C'est un peu ce que je crains. Je soupçonne la part « non réelle », surtout.


- Sibelius, c'est dû à une excellente génération de chefs finlandais formés par Jorma Panula (Salonen, Franck, Saraste, Oramo...), et de chefs proches de cette tendance (Järvi évidemment).

Possible, effectivement. Je me disais qu'on le donnait à des nordiques pour faire bonne mesure (un préjugé culturel, pas toujours infondé d'ailleurs – personne ne joue Bartók comme les hongrois, Smetana comme les tchèques, Rachmaninov comme les russes, Canteloube comme les auvergnats...), mais tu as raison, ce sont des chefs qui l'ont abondamment pratiqué, et de façon remarquable en plus.
Néanmoins, ça n'explique pas la faible présence de Nielsen, qu'ils ont joué aussi.


- Glazounov, c'est surtout un goût de Mikhaïl Pletnev, non ?

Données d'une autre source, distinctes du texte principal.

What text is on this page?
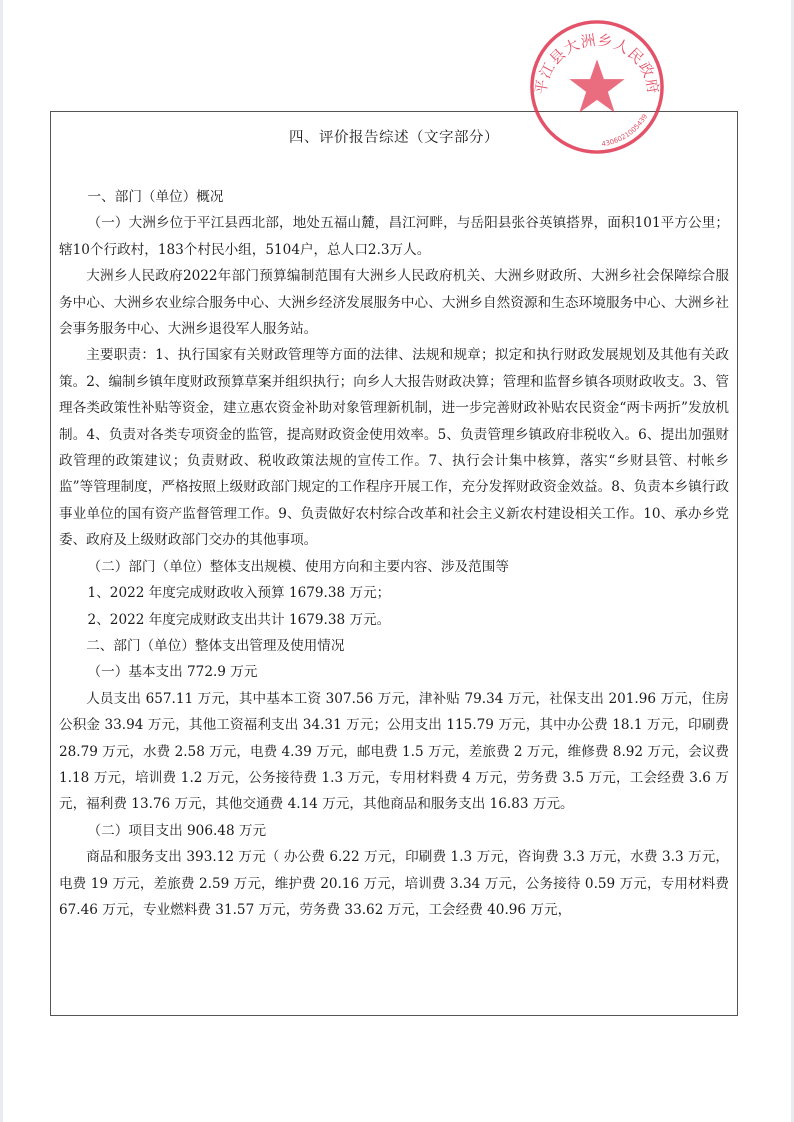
四、评价报告综述（文字部分）

一、部门（单位）概况

（一）大洲乡位于平江县西北部，地处五福山麓，昌江河畔，与岳阳县张谷英镇搭界，面积101平方公里；辖10个行政村，183个村民小组，5104户，总人口2.3万人。

大洲乡人民政府2022年部门预算编制范围有大洲乡人民政府机关、大洲乡财政所、大洲乡社会保障综合服务中心、大洲乡农业综合服务中心、大洲乡经济发展服务中心、大洲乡自然资源和生态环境服务中心、大洲乡社会事务服务中心、大洲乡退役军人服务站。

主要职责：1、执行国家有关财政管理等方面的法律、法规和规章；拟定和执行财政发展规划及其他有关政策。2、编制乡镇年度财政预算草案并组织执行；向乡人大报告财政决算；管理和监督乡镇各项财政收支。3、管理各类政策性补贴等资金，建立惠农资金补助对象管理新机制，进一步完善财政补贴农民资金“两卡两折”发放机制。4、负责对各类专项资金的监管，提高财政资金使用效率。5、负责管理乡镇政府非税收入。6、提出加强财政管理的政策建议；负责财政、税收政策法规的宣传工作。7、执行会计集中核算，落实“乡财县管、村帐乡监”等管理制度，严格按照上级财政部门规定的工作程序开展工作，充分发挥财政资金效益。8、负责本乡镇行政事业单位的国有资产监督管理工作。9、负责做好农村综合改革和社会主义新农村建设相关工作。10、承办乡党委、政府及上级财政部门交办的其他事项。

（二）部门（单位）整体支出规模、使用方向和主要内容、涉及范围等

1、2022 年度完成财政收入预算 1679.38 万元；

2、2022 年度完成财政支出共计 1679.38 万元。

二、部门（单位）整体支出管理及使用情况

（一）基本支出 772.9 万元

人员支出 657.11 万元，其中基本工资 307.56 万元，津补贴 79.34 万元，社保支出 201.96 万元，住房公积金 33.94 万元，其他工资福利支出 34.31 万元；公用支出 115.79 万元，其中办公费 18.1 万元，印刷费 28.79 万元，水费 2.58 万元，电费 4.39 万元，邮电费 1.5 万元，差旅费 2 万元，维修费 8.92 万元，会议费 1.18 万元，培训费 1.2 万元，公务接待费 1.3 万元，专用材料费 4 万元，劳务费 3.5 万元，工会经费 3.6 万元，福利费 13.76 万元，其他交通费 4.14 万元，其他商品和服务支出 16.83 万元。

（二）项目支出 906.48 万元

商品和服务支出 393.12 万元（ 办公费 6.22 万元，印刷费 1.3 万元，咨询费 3.3 万元，水费 3.3 万元，电费 19 万元，差旅费 2.59 万元，维护费 20.16 万元，培训费 3.34 万元，公务接待 0.59 万元，专用材料费 67.46 万元，专业燃料费 31.57 万元，劳务费 33.62 万元，工会经费 40.96 万元，

平江县大洲乡人民政府
4306021005439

Rozhdestvensky aussi, manifestement. D'où mon interrogation sur la raison de ce mouvement : j'aime beaucoup Glazounov, mais ça reste de la musique de seconde catégorie, pas très originale, pas aussi puissamment émouvante que la concurrence... il y a beaucoup de compositeurs russes qui mériteraient d'être joués (à commencer par Liadov, que Rozhdestvensky programme le même soir), pourquoi est-ce lui qui est choisi ?

Ne vous méprenez pas, je suis très content de constater ce regain d'intérêt pour Glazounov, mais cela m'intrigue – c'était typiquement le genre de compositeur que je percevais comme n'ayant aucune perspective d'avenir en France.


- L'amérique du sud, c'est l'effet Dudamel et la coupe du monde de foot. Et si c'est pour faire 12 fois Sensemayá...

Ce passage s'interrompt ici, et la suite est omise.